Why is hypertension one of the most significant risk factors for severe disease and mortality in COVID-19? Diabetes and hypertension are crucial coronary risk factors, and diabetes and hypertension are closely interlinked because of similar risk factors, such as endothelial dysfunction, vascular inflammation, arterial re-modelling, atherosclerosis, dyslipidemia, and obesity [17]. Common mechanisms, such as upregulation of the renin-angiotensin-aldosterone system, oxidative stress, inflammation, and activation of the immune system likely contribute to the close relationship between diabetes and hypertension [17]. High prevalence of diabetes and hypertension in severe COVID-19 patients can be explained by such vascular damage. The prevalence of cardiovascular disease (CVD) in all COVID-19 patients, severe and non-severe COVID-19 patients was shown in Table 3 [1-8, 10-12]. Four of 11 studies showed a statistically significantly higher prevalence of CVD in severe patients than in non-severe patients. In the meta-analysis, the prevalence of CVD in severe patients was significantly higher than that in non-severe patients (OR: 5.37, 95% CI: 3.73 - 7.74).
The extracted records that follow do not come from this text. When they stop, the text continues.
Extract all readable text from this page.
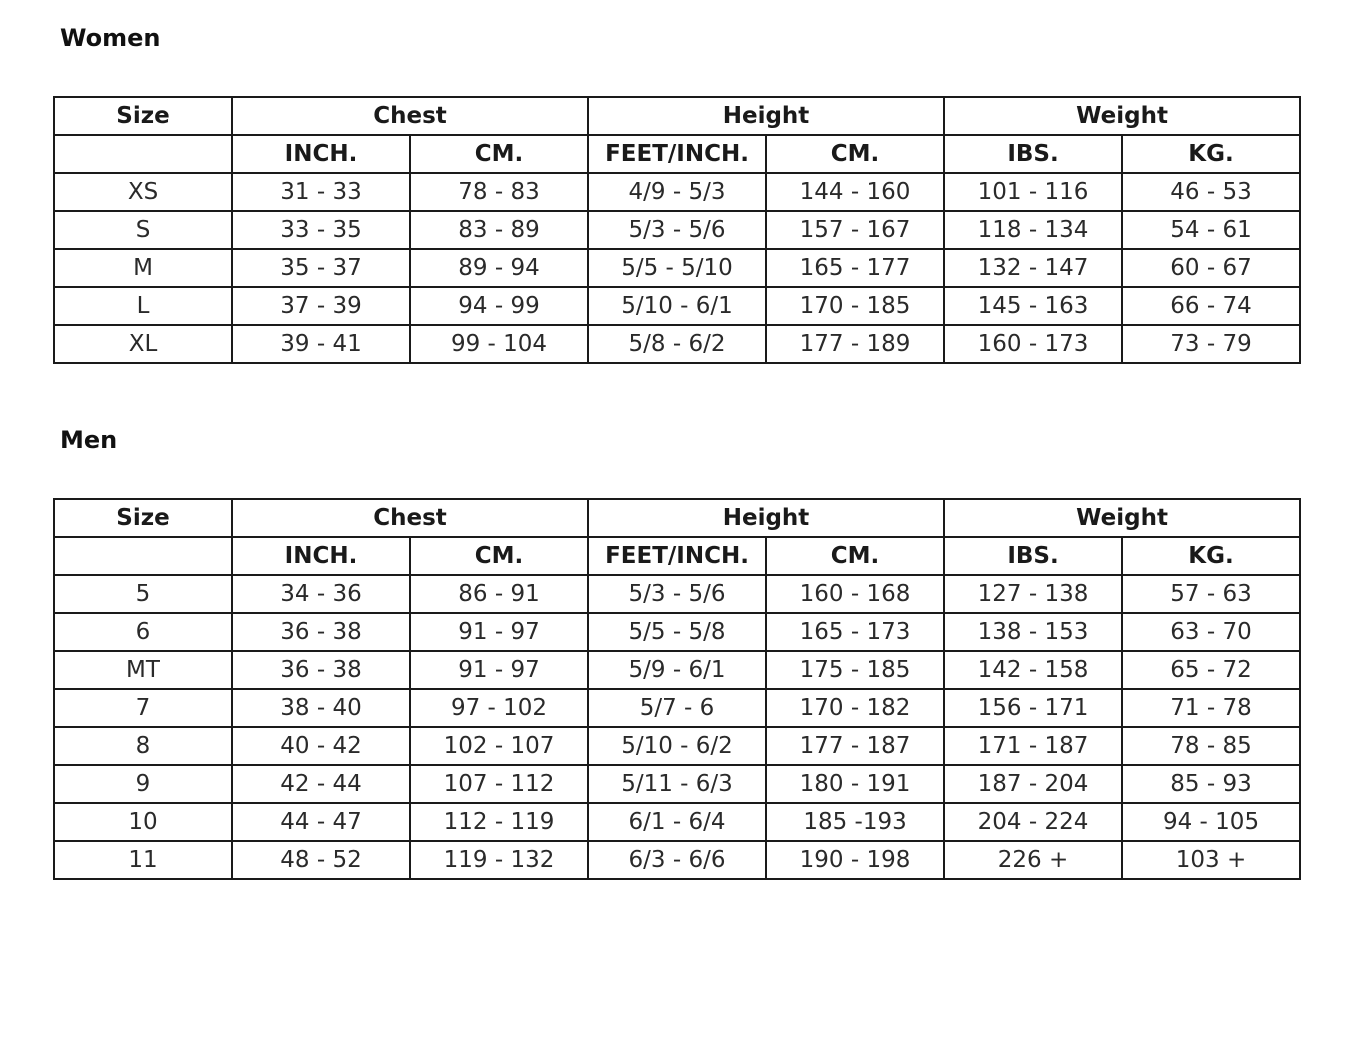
Women
Size	Chest		Height		Weight	
	INCH.	CM.	FEET/INCH.	CM.	IBS.	KG.
XS	31 - 33	78 - 83	4/9 - 5/3	144 - 160	101 - 116	46 - 53
S	33 - 35	83 - 89	5/3 - 5/6	157 - 167	118 - 134	54 - 61
M	35 - 37	89 - 94	5/5 - 5/10	165 - 177	132 - 147	60 - 67
L	37 - 39	94 - 99	5/10 - 6/1	170 - 185	145 - 163	66 - 74
XL	39 - 41	99 - 104	5/8 - 6/2	177 - 189	160 - 173	73 - 79
Men
Size	Chest		Height		Weight	
	INCH.	CM.	FEET/INCH.	CM.	IBS.	KG.
5	34 - 36	86 - 91	5/3 - 5/6	160 - 168	127 - 138	57 - 63
6	36 - 38	91 - 97	5/5 - 5/8	165 - 173	138 - 153	63 - 70
MT	36 - 38	91 - 97	5/9 - 6/1	175 - 185	142 - 158	65 - 72
7	38 - 40	97 - 102	5/7 - 6	170 - 182	156 - 171	71 - 78
8	40 - 42	102 - 107	5/10 - 6/2	177 - 187	171 - 187	78 - 85
9	42 - 44	107 - 112	5/11 - 6/3	180 - 191	187 - 204	85 - 93
10	44 - 47	112 - 119	6/1 - 6/4	185 -193	204 - 224	94 - 105
11	48 - 52	119 - 132	6/3 - 6/6	190 - 198	226 +	103 +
Further, CVD was significantly associated with increased odds of death (OR: 21.4) [1], supporting a significant association between vascular damage and severity of COVID-19.

Table 3.
Click to view
Table 3. Prevalence of Cardiovascular Disease in COVID-19 Patients
 

D-dimer is detected in injured vascular endothelium [18], and von Willebrand factor is produced by endothelial cells in response to injury, and high von Willebrand factor level has been observed in systemic vasculitis [19]. Multivariable regression showed increasing odds of in-hospital death associated with D-dimer greater than 1 µg/mL (OR: 18.42, 95% CI: 2.64 - 128.55; P = 0.0033) on admission [1]. Elevated von Willebrand factor levels were observed in COVID-19 patients in the intensive care unit [20]. D-dimer was also reported to be significantly increased in Kawasaki disease with coronary artery lesions, and to be the independent risk for coronary artery lesions in Kawasaki disease [21]. Von Willebrand factor parameters were reported to represent potential biomarkers for disease activity and coronary artery lesion in patients with Kawasaki disease [22]. A very recent article reported the development of Kawasaki disease in COVID-19 patient [23], supporting an association between endothelial injury and severe COVID-19.

In conclusion, endothelial injury may be associated with severity of COVID-19, which can partially explain high prevalence of diabetes and hypertension in severe COVID-19.

Acknowledgments

I thank the staffs (Yukie Kawamura, Keiko Nakamura, Harue Aoki and Ayano Sakakibara) of the Division of Research Support, National Center for Global Health and Medicine Kohnodai Hospital.

Financial Disclosure

Author has no financial disclosures to report.

Conflict of Interest

The author declares that he has no conflict of interest concerning this article.

Informed Consent

Not applicable.

Author Contributions

HY designed the research, collected and analyzed data, and wrote and approved the final paper.

Data Availability

The author declares that data supporting the findings of this study are available within the article.